GEORGIST THEORY OF CHANGE

The Georgist theory of change, though valid, has proven a little lonely. It goes something like this: –

1. If we were to tax land rents–in the widest sense of the word ‘land’ (that is, all the economic rents of our natural resources), and un-tax incomes and purchases: –

2. then land prices must decline because land prices represent the private capitalisation of uncaptured rent;

then private mortgage debt will decline, because the land component, now more than 80% of the cost of a home, must decline (because of the point above); 

then miners will also pay their fair 50% EBITDA share to the nation, i.e. before taxation, because that is what is required as rent from any other commercial ‘going concern’. (Why have they been exempted?); 

then all prices will decline at least by the amount of taxation which has been reduced (as the extent of publicly-captured, publicly-generated rents rise), because, unlike rents, all taxes are passed off into prices; 

then commercial ‘super-profits’ will decline, including the internet-based giants paying their proper share of the electromagnetic spectrum rents, because more of their rents/super-profits are being captured to the public purse.
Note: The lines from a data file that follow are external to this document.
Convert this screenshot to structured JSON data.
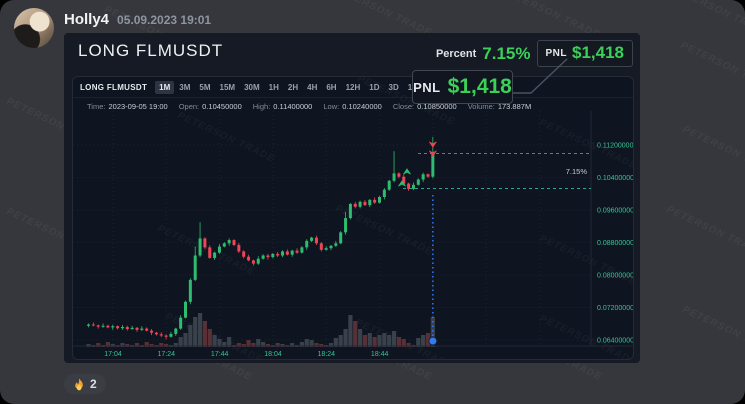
{
  "header": {
    "username": "Holly4",
    "timestamp": "05.09.2023 19:01"
  },
  "watermark": {
    "text": "PETERSON TRADE"
  },
  "embed": {
    "title": "LONG FLMUSDT",
    "percent_label": "Percent",
    "percent_value": "7.15%",
    "pnl_label": "PNL",
    "pnl_value": "$1,418",
    "callout": {
      "label": "PNL",
      "value": "$1,418"
    }
  },
  "toolbar": {
    "symbol": "LONG FLMUSDT",
    "timeframes": [
      "1M",
      "3M",
      "5M",
      "15M",
      "30M",
      "1H",
      "2H",
      "4H",
      "6H",
      "12H",
      "1D",
      "3D",
      "1W",
      "1M"
    ],
    "active_index": 0
  },
  "info": [
    {
      "label": "Time:",
      "value": "2023-09-05 19:00"
    },
    {
      "label": "Open:",
      "value": "0.10450000"
    },
    {
      "label": "High:",
      "value": "0.11400000"
    },
    {
      "label": "Low:",
      "value": "0.10240000"
    },
    {
      "label": "Close:",
      "value": "0.10850000"
    },
    {
      "label": "Volume:",
      "value": "173.887M"
    }
  ],
  "reaction": {
    "icon": "flame-icon",
    "count": "2"
  },
  "chart_data": {
    "type": "candlestick",
    "title": "LONG FLMUSDT 1M",
    "x_ticks": [
      "17:04",
      "17:24",
      "17:44",
      "18:04",
      "18:24",
      "18:44"
    ],
    "y_ticks": [
      "0.11200000",
      "0.10400000",
      "0.09600000",
      "0.08800000",
      "0.08000000",
      "0.07200000",
      "0.06400000"
    ],
    "y_range_top": 0.1199,
    "y_range_bottom": 0.0625,
    "grid": true,
    "price_unit": 0.0001,
    "open_first": 675,
    "closes": [
      678,
      676,
      673,
      675,
      671,
      674,
      669,
      672,
      667,
      670,
      665,
      668,
      663,
      658,
      654,
      651,
      648,
      655,
      668,
      695,
      734,
      788,
      848,
      890,
      868,
      842,
      855,
      870,
      878,
      886,
      874,
      858,
      845,
      836,
      828,
      840,
      848,
      844,
      852,
      848,
      858,
      850,
      860,
      855,
      868,
      884,
      892,
      878,
      862,
      866,
      872,
      878,
      905,
      940,
      975,
      968,
      980,
      972,
      985,
      978,
      992,
      1010,
      1032,
      1050,
      1042,
      1025,
      1012,
      1022,
      1035,
      1048,
      1042,
      1098
    ],
    "wick_up_pattern": [
      3,
      5,
      2,
      6,
      3,
      4,
      2,
      5
    ],
    "wick_up_overrides": {
      "22": 22,
      "23": 40,
      "53": 15,
      "63": 55,
      "71": 42
    },
    "wick_dn_pattern": [
      4,
      2,
      5,
      3,
      2,
      6,
      3,
      4
    ],
    "wick_dn_overrides": {
      "16": 6
    },
    "volume_pattern": [
      3,
      2,
      4,
      2,
      5,
      3,
      2,
      4
    ],
    "volume_overrides": {
      "19": 10,
      "20": 14,
      "21": 22,
      "22": 30,
      "23": 34,
      "24": 26,
      "25": 18,
      "26": 12,
      "27": 8,
      "29": 10,
      "33": 7,
      "35": 8,
      "45": 8,
      "46": 7,
      "51": 9,
      "52": 12,
      "53": 18,
      "54": 32,
      "55": 26,
      "56": 18,
      "57": 12,
      "58": 14,
      "59": 10,
      "60": 12,
      "61": 14,
      "62": 12,
      "63": 16,
      "64": 10,
      "65": 8,
      "68": 9,
      "69": 12,
      "70": 14,
      "71": 30
    },
    "entry_price": 0.1013,
    "exit_price": 0.1099,
    "percent_annotation": "7.15%",
    "markers": {
      "entry": "green-up-arrows",
      "exit": "red-down-arrows",
      "exit_point": "blue-dot"
    },
    "colors": {
      "up": "#2ebd70",
      "down": "#ef4556",
      "entry_line": "#2aa593",
      "exit_line": "#e8434f",
      "marker_blue": "#3179f5",
      "axis_text": "#36c593",
      "accent_green": "#3bd158",
      "vol_up": "#3c434e",
      "vol_down": "#5e3138"
    }
  }
}
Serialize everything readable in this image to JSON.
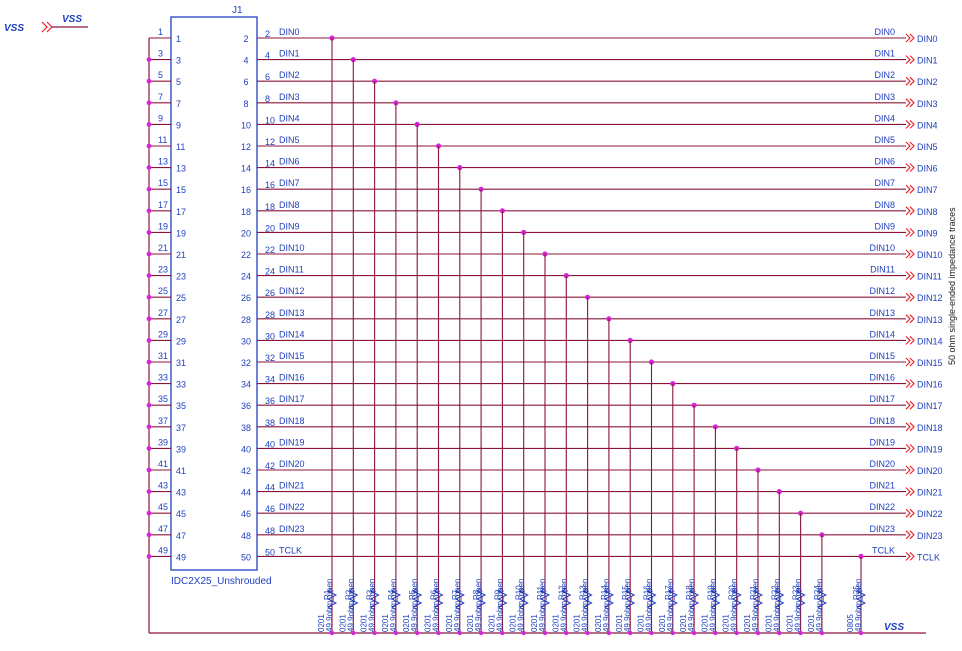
{
  "power": {
    "vss_label": "VSS",
    "vss_net_label": "VSS",
    "vss_bottom_label": "VSS"
  },
  "connector": {
    "designator": "J1",
    "part_name": "IDC2X25_Unshrouded",
    "odd_pins": [
      "1",
      "3",
      "5",
      "7",
      "9",
      "11",
      "13",
      "15",
      "17",
      "19",
      "21",
      "23",
      "25",
      "27",
      "29",
      "31",
      "33",
      "35",
      "37",
      "39",
      "41",
      "43",
      "45",
      "47",
      "49"
    ],
    "even_pins": [
      "2",
      "4",
      "6",
      "8",
      "10",
      "12",
      "14",
      "16",
      "18",
      "20",
      "22",
      "24",
      "26",
      "28",
      "30",
      "32",
      "34",
      "36",
      "38",
      "40",
      "42",
      "44",
      "46",
      "48",
      "50"
    ]
  },
  "signals": [
    "DIN0",
    "DIN1",
    "DIN2",
    "DIN3",
    "DIN4",
    "DIN5",
    "DIN6",
    "DIN7",
    "DIN8",
    "DIN9",
    "DIN10",
    "DIN11",
    "DIN12",
    "DIN13",
    "DIN14",
    "DIN15",
    "DIN16",
    "DIN17",
    "DIN18",
    "DIN19",
    "DIN20",
    "DIN21",
    "DIN22",
    "DIN23",
    "TCLK"
  ],
  "resistors": [
    {
      "ref": "R1",
      "value": "49.9ohm_open",
      "pkg": "0201"
    },
    {
      "ref": "R2",
      "value": "49.9ohm_open",
      "pkg": "0201"
    },
    {
      "ref": "R3",
      "value": "49.9ohm_open",
      "pkg": "0201"
    },
    {
      "ref": "R4",
      "value": "49.9ohm_open",
      "pkg": "0201"
    },
    {
      "ref": "R5",
      "value": "49.9ohm_open",
      "pkg": "0201"
    },
    {
      "ref": "R6",
      "value": "49.9ohm_open",
      "pkg": "0201"
    },
    {
      "ref": "R7",
      "value": "49.9ohm_open",
      "pkg": "0201"
    },
    {
      "ref": "R8",
      "value": "49.9ohm_open",
      "pkg": "0201"
    },
    {
      "ref": "R9",
      "value": "49.9ohm_open",
      "pkg": "0201"
    },
    {
      "ref": "R10",
      "value": "49.9ohm_open",
      "pkg": "0201"
    },
    {
      "ref": "R11",
      "value": "49.9ohm_open",
      "pkg": "0201"
    },
    {
      "ref": "R12",
      "value": "49.9ohm_open",
      "pkg": "0201"
    },
    {
      "ref": "R13",
      "value": "49.9ohm_open",
      "pkg": "0201"
    },
    {
      "ref": "R14",
      "value": "49.9ohm_open",
      "pkg": "0201"
    },
    {
      "ref": "R15",
      "value": "49.9ohm_open",
      "pkg": "0201"
    },
    {
      "ref": "R16",
      "value": "49.9ohm_open",
      "pkg": "0201"
    },
    {
      "ref": "R17",
      "value": "49.9ohm_open",
      "pkg": "0201"
    },
    {
      "ref": "R18",
      "value": "49.9ohm_open",
      "pkg": "0201"
    },
    {
      "ref": "R19",
      "value": "49.9ohm_open",
      "pkg": "0201"
    },
    {
      "ref": "R20",
      "value": "49.9ohm_open",
      "pkg": "0201"
    },
    {
      "ref": "R21",
      "value": "49.9ohm_open",
      "pkg": "0201"
    },
    {
      "ref": "R22",
      "value": "49.9ohm_open",
      "pkg": "0201"
    },
    {
      "ref": "R23",
      "value": "49.9ohm_open",
      "pkg": "0201"
    },
    {
      "ref": "R24",
      "value": "49.9ohm_open",
      "pkg": "0201"
    },
    {
      "ref": "R25",
      "value": "49.9ohm_open",
      "pkg": "0805"
    }
  ],
  "note": "50 ohm single-ended impedance traces",
  "colors": {
    "wire": "#8b1538",
    "text": "#1f3fbf",
    "port": "#ee1c25",
    "junction": "#d726d7",
    "body": "#1f3fbf"
  }
}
3.  Thereby, then the world will regain productivity, progress and prosperity, without poverty, because reinvigorated economies would also be able to deliver a dividend to all their citizens from surplus economic rents – and there’s plenty there! (Like 50% of the economy, ATCOR and EBCOR)

Why then have Georgists been unable to sell such a great story to the public? Could it be because they’ve been opposed by powerful vested financial interests, including banking, real estate and media?

It might prove valuable to revisit the Georgist theory of change when the US, UK and Australian real estate bubbles burst shortly then, because Georgism explains the boom-bust phenomenon precisely.